Aspirin und Co. gegen Depressionen
Niedergeschlagen, lustlos und antriebschwach – geschätzt leiden weltweit 350 Millionen Menschen unter den typischen Symptomen einer schweren Depression. Keine andere psychische Erkrankung ist so häufig und die Zahl der Betroffenen nimmt weiter zu. Behandelt werden sie im Rahmen einer Psychotherapie oder mit Antidepressiva, die versuchen, das chemische Gleichgewicht im Gehirn wiederherzustellen. Bei einem knappen Drittel der Patientinnen und Patienten hilft weder das eine noch das andere. Beim Rest ist die Rückfallquote trotz erfolgreicher Behandlung hoch.
Die Studie
”Efficacy and safety of anti-inflammatory agents for the treatment of major depressive disorder: a systematic review and meta analysis of randomised controlled trials”, Journal of Neurology Neurosurgery & Psychiatry, 29.10.2019
Das liegt vermutlich auch daran, dass bis heute nicht restlos geklärt ist, warum jemand überhaupt an einer Depression erkrankt. Allgemein geht man davon aus, dass meist mehrere Faktoren zusammenkommen, seelische wie körperliche. Manche Menschen dürften genetisch vorbelastet sein. Äußere Auslöser wie Traumata, Drogen oder sogar die Jahreszeiten könnten zum Ausbruch führen.

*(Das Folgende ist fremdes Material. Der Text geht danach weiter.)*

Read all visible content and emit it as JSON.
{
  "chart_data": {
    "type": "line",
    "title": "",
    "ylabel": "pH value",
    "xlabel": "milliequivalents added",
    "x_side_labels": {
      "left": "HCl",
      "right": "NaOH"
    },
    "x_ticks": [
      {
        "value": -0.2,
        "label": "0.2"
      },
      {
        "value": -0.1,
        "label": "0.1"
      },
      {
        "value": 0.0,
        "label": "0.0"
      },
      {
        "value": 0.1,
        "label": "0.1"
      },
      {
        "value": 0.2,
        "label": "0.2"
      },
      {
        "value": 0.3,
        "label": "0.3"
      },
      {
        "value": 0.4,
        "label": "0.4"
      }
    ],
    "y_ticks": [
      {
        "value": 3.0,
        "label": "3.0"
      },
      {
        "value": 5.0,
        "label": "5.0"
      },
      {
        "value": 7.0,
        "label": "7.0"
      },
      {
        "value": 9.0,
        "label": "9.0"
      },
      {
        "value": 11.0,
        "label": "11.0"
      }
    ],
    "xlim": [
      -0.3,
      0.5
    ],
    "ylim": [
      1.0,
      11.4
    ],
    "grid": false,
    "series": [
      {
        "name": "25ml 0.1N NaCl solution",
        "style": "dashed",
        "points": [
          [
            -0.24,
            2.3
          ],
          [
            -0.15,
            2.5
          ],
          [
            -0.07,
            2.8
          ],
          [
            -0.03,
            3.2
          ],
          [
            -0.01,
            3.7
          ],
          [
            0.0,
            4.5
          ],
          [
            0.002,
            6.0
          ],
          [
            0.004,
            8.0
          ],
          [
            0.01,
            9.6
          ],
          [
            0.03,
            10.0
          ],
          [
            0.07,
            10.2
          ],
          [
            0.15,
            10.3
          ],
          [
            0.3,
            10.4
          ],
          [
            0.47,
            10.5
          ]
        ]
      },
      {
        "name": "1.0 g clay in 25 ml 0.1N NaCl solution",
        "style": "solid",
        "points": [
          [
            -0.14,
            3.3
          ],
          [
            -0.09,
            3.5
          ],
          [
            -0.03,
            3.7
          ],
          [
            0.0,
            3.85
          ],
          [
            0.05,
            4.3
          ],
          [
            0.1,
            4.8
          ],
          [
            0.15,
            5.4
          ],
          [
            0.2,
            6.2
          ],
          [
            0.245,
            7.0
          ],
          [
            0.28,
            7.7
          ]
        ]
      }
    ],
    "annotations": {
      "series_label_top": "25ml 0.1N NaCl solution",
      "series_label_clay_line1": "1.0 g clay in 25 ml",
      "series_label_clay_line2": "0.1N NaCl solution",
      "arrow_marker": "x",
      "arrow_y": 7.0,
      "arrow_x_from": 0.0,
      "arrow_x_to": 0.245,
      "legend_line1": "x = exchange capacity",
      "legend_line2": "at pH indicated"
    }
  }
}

Erst in jüngerer Vergangenheit haben Experten eine überraschende körperliche Dimension der Erkrankung beobachtet: Depressive Personen haben häufig erhöhte Entzündungswerte – wobei bis jetzt nicht klar ist, ob es sich dabei um eine Ursache oder ein Symptom handelt. Dass Psyche und Körper aber stärker wechselwirken als lange vermutet, ist sehr wahrscheinlich.
Linderung der Symptome
Sollten Entzündungen tatsächlich eine Rolle spielen, eröffnet das auch neue Behandlungsmöglichkeiten. Ob entzündungshemmende Medikamente helfen, haben mittlerweile bereits einige Studien untersucht; die Ergebnisse waren aber nicht eindeutig. In einer großen Metastudie haben die Forscher um Shuang Bai von der chinesischen Huazhong Universität nun versucht, die derzeitige Datenlage möglichst vollständig zu erfassen. Dabei wurden 30 vier- bis zwölfwöchige Studien mit mehr als 1.600 Teilnehmerinnen und Teilnehmern und verschiedenste Arten von entzündungshemmenden Medikamenten berücksichtigt, z.B. mit nichtsteroidalen Antirheumatika – zu dieser Klasse gehören gängige Arzneimittel wie Aspirin oder Ibuprofen, Omega-3-Fettsäuren, Statinen, aber auch Antibiotika.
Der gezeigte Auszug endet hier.